Pentagon takes the bronze
A bronze sculpture by Dickinson artist Linda Little is bound for the Pentagon. The nearly three-foot high piece depicting 11 soldiers amid a soaring bald eagle, called Guardians, was requested by the U.S. Department of Defense in August 2017 and ...
A bronze sculpture by Dickinson artist Linda Little is bound for the Pentagon.
The nearly three-foot high piece depicting 11 soldiers amid a soaring bald eagle, called Guardians, was requested by the U.S. Department of Defense in August 2017 and completed as a donation.
At Tuesday's meeting of the Stark Development Corp. board, Little requested $500 to help with shipping costs.

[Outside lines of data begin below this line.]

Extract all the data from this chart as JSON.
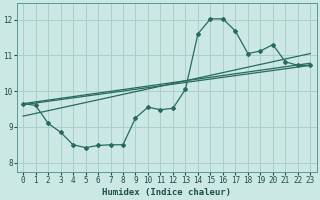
{
  "xlabel": "Humidex (Indice chaleur)",
  "xlim": [
    -0.5,
    23.5
  ],
  "ylim": [
    7.75,
    12.45
  ],
  "xticks": [
    0,
    1,
    2,
    3,
    4,
    5,
    6,
    7,
    8,
    9,
    10,
    11,
    12,
    13,
    14,
    15,
    16,
    17,
    18,
    19,
    20,
    21,
    22,
    23
  ],
  "yticks": [
    8,
    9,
    10,
    11,
    12
  ],
  "bg_color": "#cce8e4",
  "grid_color": "#aacfca",
  "line_color": "#276b60",
  "jagged_x": [
    0,
    1,
    2,
    3,
    4,
    5,
    6,
    7,
    8,
    9,
    10,
    11,
    12,
    13,
    14,
    15,
    16,
    17,
    18,
    19,
    20,
    21,
    22,
    23
  ],
  "jagged_y": [
    9.65,
    9.6,
    9.1,
    8.85,
    8.5,
    8.42,
    8.48,
    8.5,
    8.5,
    9.25,
    9.55,
    9.48,
    9.52,
    10.05,
    11.6,
    12.02,
    12.02,
    11.68,
    11.05,
    11.12,
    11.3,
    10.82,
    10.72,
    10.72
  ],
  "trend1_x": [
    0,
    23
  ],
  "trend1_y": [
    9.3,
    11.05
  ],
  "trend2_x": [
    0,
    23
  ],
  "trend2_y": [
    9.65,
    10.78
  ],
  "trend3_x": [
    0,
    23
  ],
  "trend3_y": [
    9.62,
    10.72
  ]
}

"We are really thrilled about the project," Little told SDC board members. "It's being donated in honor of those who have served and sacrificed for our great nation, our selfless military heroes."

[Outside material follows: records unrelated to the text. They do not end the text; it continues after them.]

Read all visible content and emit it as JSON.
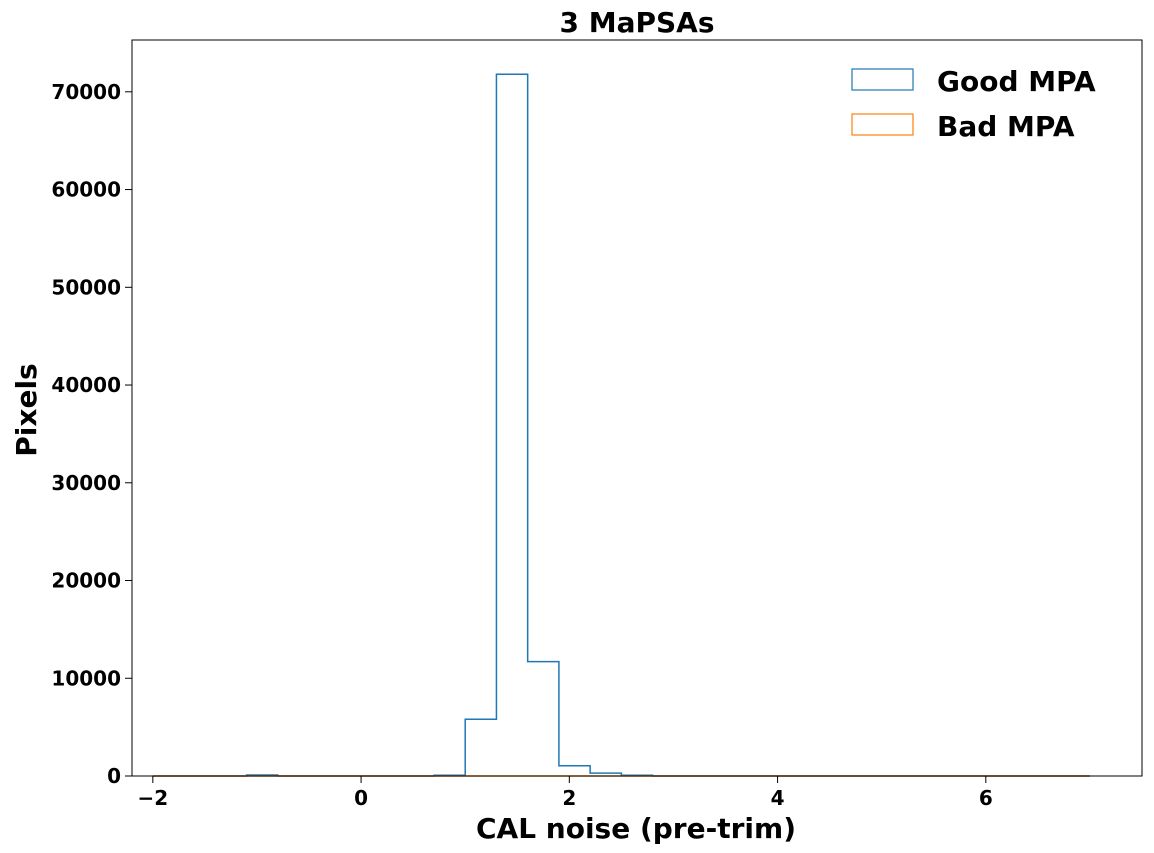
{
  "chart_data": {
    "type": "histogram",
    "title": "3 MaPSAs",
    "xlabel": "CAL noise (pre-trim)",
    "ylabel": "Pixels",
    "xlim": [
      -2.2,
      7.5
    ],
    "ylim": [
      0,
      75300
    ],
    "xticks": [
      -2,
      0,
      2,
      4,
      6
    ],
    "xtick_labels": [
      "−2",
      "0",
      "2",
      "4",
      "6"
    ],
    "yticks": [
      0,
      10000,
      20000,
      30000,
      40000,
      50000,
      60000,
      70000
    ],
    "ytick_labels": [
      "0",
      "10000",
      "20000",
      "30000",
      "40000",
      "50000",
      "60000",
      "70000"
    ],
    "grid": false,
    "legend_position": "top-right",
    "bin_edges": [
      -2.0,
      -1.7,
      -1.4,
      -1.1,
      -0.8,
      -0.5,
      -0.2,
      0.1,
      0.4,
      0.7,
      1.0,
      1.3,
      1.6,
      1.9,
      2.2,
      2.5,
      2.8,
      3.1,
      3.4,
      3.7,
      4.0,
      4.3,
      4.6,
      4.9,
      5.2,
      5.5,
      5.8,
      6.1,
      6.4,
      6.7,
      7.0
    ],
    "series": [
      {
        "name": "Good MPA",
        "color": "#1f77b4",
        "counts": [
          0,
          0,
          0,
          100,
          0,
          0,
          0,
          0,
          0,
          80,
          5800,
          71800,
          11700,
          1050,
          300,
          80,
          0,
          0,
          0,
          0,
          0,
          0,
          0,
          0,
          0,
          0,
          0,
          0,
          0,
          0
        ]
      },
      {
        "name": "Bad MPA",
        "color": "#ff7f0e",
        "counts": [
          0,
          0,
          0,
          0,
          0,
          0,
          0,
          0,
          0,
          0,
          0,
          0,
          0,
          0,
          0,
          0,
          0,
          0,
          0,
          0,
          0,
          0,
          0,
          0,
          0,
          0,
          0,
          0,
          0,
          0
        ]
      }
    ]
  }
}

As a donation, Little is burdening the entire $38,000 cost of the project and roughly $1,100 for shipping.
"As a 100 percent donation, I'm not receiving any compensation from the U.S. government," she explained.
SDC instead granted Little the complete shipping costs of $1,100.

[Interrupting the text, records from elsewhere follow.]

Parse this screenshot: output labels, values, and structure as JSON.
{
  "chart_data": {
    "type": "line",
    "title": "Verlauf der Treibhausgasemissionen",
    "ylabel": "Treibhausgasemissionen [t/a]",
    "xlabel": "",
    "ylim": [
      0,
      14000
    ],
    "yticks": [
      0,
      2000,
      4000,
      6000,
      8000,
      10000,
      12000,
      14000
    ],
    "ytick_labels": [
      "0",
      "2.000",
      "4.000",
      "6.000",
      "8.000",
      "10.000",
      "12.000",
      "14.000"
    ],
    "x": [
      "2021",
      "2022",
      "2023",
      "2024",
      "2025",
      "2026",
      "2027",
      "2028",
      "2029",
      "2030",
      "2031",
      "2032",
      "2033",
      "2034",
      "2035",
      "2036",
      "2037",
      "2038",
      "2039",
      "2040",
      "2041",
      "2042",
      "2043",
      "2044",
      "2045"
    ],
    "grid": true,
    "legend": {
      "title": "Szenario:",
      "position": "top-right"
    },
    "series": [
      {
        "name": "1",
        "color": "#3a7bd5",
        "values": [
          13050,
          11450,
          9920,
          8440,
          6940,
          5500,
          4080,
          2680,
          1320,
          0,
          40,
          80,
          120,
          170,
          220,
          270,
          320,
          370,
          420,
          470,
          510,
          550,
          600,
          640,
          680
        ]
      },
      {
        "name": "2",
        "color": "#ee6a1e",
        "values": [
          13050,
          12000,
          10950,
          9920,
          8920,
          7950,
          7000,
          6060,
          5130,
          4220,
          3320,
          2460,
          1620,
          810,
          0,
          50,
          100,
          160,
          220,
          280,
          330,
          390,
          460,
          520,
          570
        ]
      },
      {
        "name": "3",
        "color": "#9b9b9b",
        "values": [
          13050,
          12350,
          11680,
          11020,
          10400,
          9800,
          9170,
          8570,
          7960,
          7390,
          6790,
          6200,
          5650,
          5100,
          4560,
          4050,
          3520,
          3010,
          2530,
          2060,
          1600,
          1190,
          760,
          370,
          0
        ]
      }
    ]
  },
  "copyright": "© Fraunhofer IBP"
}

The sculpture will be displayed on the second floor conference area of the Pentagon, Little said.
"There are 6,900 people who are employed there, who will walk by it at one time or another, and there are 100,000 visitors per year," she said. "It's pretty exciting."
Little explained that her husband is a veteran who has served two tours in Vietnam and one tour during Desert Storm.
Little's works include a sculpture completed for Dickinson's Veterans Memorial Park.
The sculpture bound for the Pentagon began two years ago with a chance encounter in Washington D.C., Little explained.
"My packet was sitting at Arlington Cemetery's desk," she said. "An official called and said, 'Literally there are tens of thousands of people who want in. It's not very likely that it's going to happen.'"
Two weeks later, that changed with another call.
"She called back and said, 'There's a Pentagon official who walked by and happened to see your picture face up on my desk and he wants it there,'" Little said.
In August 2017, Little received called from USDOD curator requesting an art piece
An acrylic, airtight encasement, costing $5,000, was donated for the project.
Encasement takes about 60 days, and should be ready for display before 2019, Little said.
"It's considered a national artifact and will never be touched or dusted by anybody in the Washington community," she said.
The work should be shipped by the end of the week, Little said.
"It will arrive at the United States Pentagon dock, where it will sit for about a week to make sure there are no explosives or anthrax," she said. "They have machines that go through it. It's a pretty big deal."
Contributing a work to the Pentagon has been an exciting experience, Little said.
"I literally signed paperwork that says my heirs have no right to it," she said. "So, at that point, I realized, my gosh, this is really cool."
SDC Board President T.J. Herauf applauded the achievement
"It's wonderful," Herauf said. "We're so proud as a community."